In the squirrel monkey, exon 2 and 3 were found to be longer than in the other primates (Fig. 1A). Therefore, we examined the splice site of each exon. Interestingly, squirrel monkey has specific sequence, ‘TA’ acceptor splice site, whereas Old world monkeys and apes have no 5′ SS in this region (Additional file 1:Fig. S2). Marmoset and lemur have ‘TA’ acceptor splice site like the squirrel monkey, but we did not experimentally confirm that whether marmoset and lemur have longer exon 2 and 3 (Additional file 1:Fig. S2).
The TV2 transcript carrying exon 7a showed lineage-specific expression. The splicing sites (donor and acceptor site) were well conserved in all primates evaluated (Additional file 1:Fig. S1), and the branch point was analysed using SVM-BP finder as it may be caused by differences in the surrounding sequences. Multiple candidate branch points, including “TTATAAGAT”, were identified. This sequence was located 21 bp upstream of the 3′ SS of exon 7a (Additional file 1:Fig. S1). Old world monkeys and apes, but not New world monkeys and prosimians, acquired this branch point. Probably, a lineage-specific mutual exclusion exon, exon 7a, may have been spliced due to the branch point difference (Additional file 1:Fig. S1).

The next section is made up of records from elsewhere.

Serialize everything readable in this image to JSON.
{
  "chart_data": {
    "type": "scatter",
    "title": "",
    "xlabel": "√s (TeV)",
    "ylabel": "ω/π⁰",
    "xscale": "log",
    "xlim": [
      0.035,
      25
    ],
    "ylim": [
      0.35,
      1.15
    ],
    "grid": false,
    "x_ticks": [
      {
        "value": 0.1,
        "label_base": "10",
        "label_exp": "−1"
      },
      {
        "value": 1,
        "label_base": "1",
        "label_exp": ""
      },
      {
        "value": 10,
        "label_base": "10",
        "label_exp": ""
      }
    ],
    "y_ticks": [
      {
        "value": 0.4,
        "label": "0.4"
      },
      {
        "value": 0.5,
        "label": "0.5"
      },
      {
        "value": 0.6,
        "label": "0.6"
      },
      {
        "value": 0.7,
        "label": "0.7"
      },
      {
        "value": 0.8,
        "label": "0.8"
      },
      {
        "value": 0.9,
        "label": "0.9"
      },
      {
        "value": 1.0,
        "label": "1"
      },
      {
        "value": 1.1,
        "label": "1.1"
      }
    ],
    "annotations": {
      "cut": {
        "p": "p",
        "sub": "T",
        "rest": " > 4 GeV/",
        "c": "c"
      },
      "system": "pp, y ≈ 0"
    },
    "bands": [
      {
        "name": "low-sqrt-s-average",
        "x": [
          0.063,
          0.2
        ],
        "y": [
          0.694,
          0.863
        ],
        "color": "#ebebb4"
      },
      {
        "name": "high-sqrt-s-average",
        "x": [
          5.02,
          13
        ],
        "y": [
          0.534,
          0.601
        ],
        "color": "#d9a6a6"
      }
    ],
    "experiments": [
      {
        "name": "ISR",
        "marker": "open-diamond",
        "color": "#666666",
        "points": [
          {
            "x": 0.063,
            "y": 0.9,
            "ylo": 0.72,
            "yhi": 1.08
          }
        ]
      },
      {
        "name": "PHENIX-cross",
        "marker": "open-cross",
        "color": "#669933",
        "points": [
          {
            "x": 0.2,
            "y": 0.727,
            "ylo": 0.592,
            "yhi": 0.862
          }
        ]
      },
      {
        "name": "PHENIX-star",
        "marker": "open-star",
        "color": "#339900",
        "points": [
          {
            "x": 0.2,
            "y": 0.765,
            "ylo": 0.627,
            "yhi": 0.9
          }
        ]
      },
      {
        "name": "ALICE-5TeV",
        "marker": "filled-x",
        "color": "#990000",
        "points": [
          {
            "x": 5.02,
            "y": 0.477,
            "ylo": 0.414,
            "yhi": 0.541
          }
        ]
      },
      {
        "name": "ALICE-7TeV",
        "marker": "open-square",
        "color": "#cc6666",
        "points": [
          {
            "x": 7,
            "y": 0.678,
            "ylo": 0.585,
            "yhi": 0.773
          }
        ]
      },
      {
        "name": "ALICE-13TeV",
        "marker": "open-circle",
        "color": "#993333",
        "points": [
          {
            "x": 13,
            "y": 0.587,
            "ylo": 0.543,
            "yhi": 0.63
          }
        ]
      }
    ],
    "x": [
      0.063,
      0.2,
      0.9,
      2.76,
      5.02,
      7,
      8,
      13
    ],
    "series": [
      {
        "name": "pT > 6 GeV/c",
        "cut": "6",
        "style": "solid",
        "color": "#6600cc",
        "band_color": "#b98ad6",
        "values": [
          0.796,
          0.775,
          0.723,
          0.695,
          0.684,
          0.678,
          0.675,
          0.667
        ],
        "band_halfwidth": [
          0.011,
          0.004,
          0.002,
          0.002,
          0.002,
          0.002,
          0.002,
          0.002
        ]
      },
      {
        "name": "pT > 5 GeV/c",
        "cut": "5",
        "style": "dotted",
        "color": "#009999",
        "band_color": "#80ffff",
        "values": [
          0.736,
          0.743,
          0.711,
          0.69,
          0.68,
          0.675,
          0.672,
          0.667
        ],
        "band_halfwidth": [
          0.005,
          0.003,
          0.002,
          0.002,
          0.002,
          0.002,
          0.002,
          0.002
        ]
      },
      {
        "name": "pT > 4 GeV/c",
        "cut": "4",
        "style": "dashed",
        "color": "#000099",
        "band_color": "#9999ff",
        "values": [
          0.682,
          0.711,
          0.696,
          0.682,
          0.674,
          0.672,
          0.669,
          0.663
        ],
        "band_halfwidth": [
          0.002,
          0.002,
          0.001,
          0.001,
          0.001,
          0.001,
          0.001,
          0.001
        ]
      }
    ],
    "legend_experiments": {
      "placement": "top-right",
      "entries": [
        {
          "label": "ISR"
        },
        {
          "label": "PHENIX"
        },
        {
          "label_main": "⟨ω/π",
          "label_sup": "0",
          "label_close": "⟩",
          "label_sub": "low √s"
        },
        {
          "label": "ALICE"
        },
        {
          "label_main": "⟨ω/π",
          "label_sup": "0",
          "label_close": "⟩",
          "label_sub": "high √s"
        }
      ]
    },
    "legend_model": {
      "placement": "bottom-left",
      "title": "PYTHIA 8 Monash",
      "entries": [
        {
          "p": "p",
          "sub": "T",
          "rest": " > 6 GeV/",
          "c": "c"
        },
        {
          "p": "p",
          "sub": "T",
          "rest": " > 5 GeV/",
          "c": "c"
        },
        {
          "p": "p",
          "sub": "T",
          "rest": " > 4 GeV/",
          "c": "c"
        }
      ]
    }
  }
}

Protein structure analysis of various ACTR8 gene transcripts
To assess how the seven transcript variants identified in this study affect translation and protein function, in silico analysis was performed using an ORF finder (http://www.ncbi.nlm.nih.gov/projects/gorf/) and Pfam (https://pfam.xfam.org/). The original transcript encodes the full-length protein with 624 amino acids, including an ATP-binding site (amino acids (aa) 55-56, 288, and 290) and a nucleotide-binding site (aa 283-286) [29, 30]. The TV1 transcript encodes isoform 1 with 579 amino acids, TV2 encodes isoform 2 with 341 amino acids, and TV3-TV6 encode isoform 3 with 304 amino acids (Fig. 4). The truncated isoforms 2 and 3 lack the C-terminus due to exon 7a and a pre-termination codon created by AluSz6, respectively (Additional file 1:Fig. S3). Notably, the functional domains (ATP- and nucleotide-binding sites), which are the most crucial for ACTR8 function, are well preserved in TV2-TV6. According to a previous study, the N-terminal region of ACTR8 is critical for functional activity and N-terminal deletions have deleterious effects on the expressed protein, whereas deletions in the C-terminal region did not have such effects [29-31]. Based on our findings and previously reported experimental results [32, 33], we suggested that the ACTR8 gene can produce a lineage-specific protein by AluSz6 integration and subsequent splicing events.